Same page exported multiple times
I am exporting a large PDF to tables then exporting them to csv but I am getting multiple pages. So if the PDF is 1000 pages long, the output expected is 1000 single csv -- one for each page. The original PDF does not have duplicate tables or more than one table on a page. How can I stop this? I can delete the extra pages but I don't want to delete them if they are required and I can't go through 1000 pages manually every time I run it to check.
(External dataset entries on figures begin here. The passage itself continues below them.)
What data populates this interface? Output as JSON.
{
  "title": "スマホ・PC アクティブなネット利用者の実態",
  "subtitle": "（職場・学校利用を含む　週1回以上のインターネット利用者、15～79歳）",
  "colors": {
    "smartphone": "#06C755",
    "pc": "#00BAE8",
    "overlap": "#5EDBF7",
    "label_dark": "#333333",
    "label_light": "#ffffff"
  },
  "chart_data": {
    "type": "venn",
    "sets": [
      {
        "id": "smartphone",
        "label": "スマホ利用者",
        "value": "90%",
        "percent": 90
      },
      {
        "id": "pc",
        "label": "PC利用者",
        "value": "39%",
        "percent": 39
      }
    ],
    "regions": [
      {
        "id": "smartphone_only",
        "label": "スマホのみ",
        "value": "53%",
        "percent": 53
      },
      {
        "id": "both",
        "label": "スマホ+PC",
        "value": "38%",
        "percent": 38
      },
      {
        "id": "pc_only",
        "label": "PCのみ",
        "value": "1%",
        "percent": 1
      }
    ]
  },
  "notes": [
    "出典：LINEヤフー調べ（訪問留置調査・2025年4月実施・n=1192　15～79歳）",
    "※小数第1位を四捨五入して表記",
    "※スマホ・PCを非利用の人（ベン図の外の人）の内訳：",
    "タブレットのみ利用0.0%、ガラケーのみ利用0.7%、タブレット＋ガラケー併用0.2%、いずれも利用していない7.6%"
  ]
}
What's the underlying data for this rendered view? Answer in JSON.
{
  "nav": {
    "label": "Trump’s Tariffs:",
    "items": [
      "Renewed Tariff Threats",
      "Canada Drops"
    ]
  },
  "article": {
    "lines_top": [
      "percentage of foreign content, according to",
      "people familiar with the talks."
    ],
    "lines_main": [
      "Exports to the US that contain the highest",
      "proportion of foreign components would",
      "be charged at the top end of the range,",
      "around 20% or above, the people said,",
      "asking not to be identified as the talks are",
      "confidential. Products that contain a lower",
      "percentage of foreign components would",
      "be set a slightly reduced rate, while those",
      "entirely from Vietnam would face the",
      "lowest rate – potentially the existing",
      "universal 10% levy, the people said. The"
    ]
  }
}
from_pdf-page-46-table-1.csv from_pdf-page-46-table-2.csv from_pdf-page-46-table-3.csv from_pdf-page-46-table-4.csv
import pandas as pd
import glob
import camelot
tables = camelot.read_pdf('C:\\temp\\to_csv.pdf', pages='1-1000', row_tol=4, flavor='stream')
tables.export('c:\\temp\\from_pdf.csv', f='csv', compress=False)
filepaths = glob.glob('C:\\temp\\*.csv')
df = pd.concat(map(pd.read_csv, filepaths))
df.to_excel("c:\\temp\\from_pdf.xlsx")
Edit: I also tried flavor='lattice' and got this error: error: C:\ci\opencv_1512688052760\work\modules\core\src\matrix.cpp:436: error: (-215) u != 0 in function cv::Mat::create
I don't have a c:\ci directory on my computer.
Same problem encountered here.
On multiple documents, the tables on specific pages are detected twice.
One the duplicate, the page attribute is wrong (wrong page number).
EDIT : Found the problem. It seems that the pages argument of camelot.read_pdf() is 1-based and not 0 based. Thus passing pages="0-end" leads to the last page of the document being read twice. Change to "1-end" fixes the issue.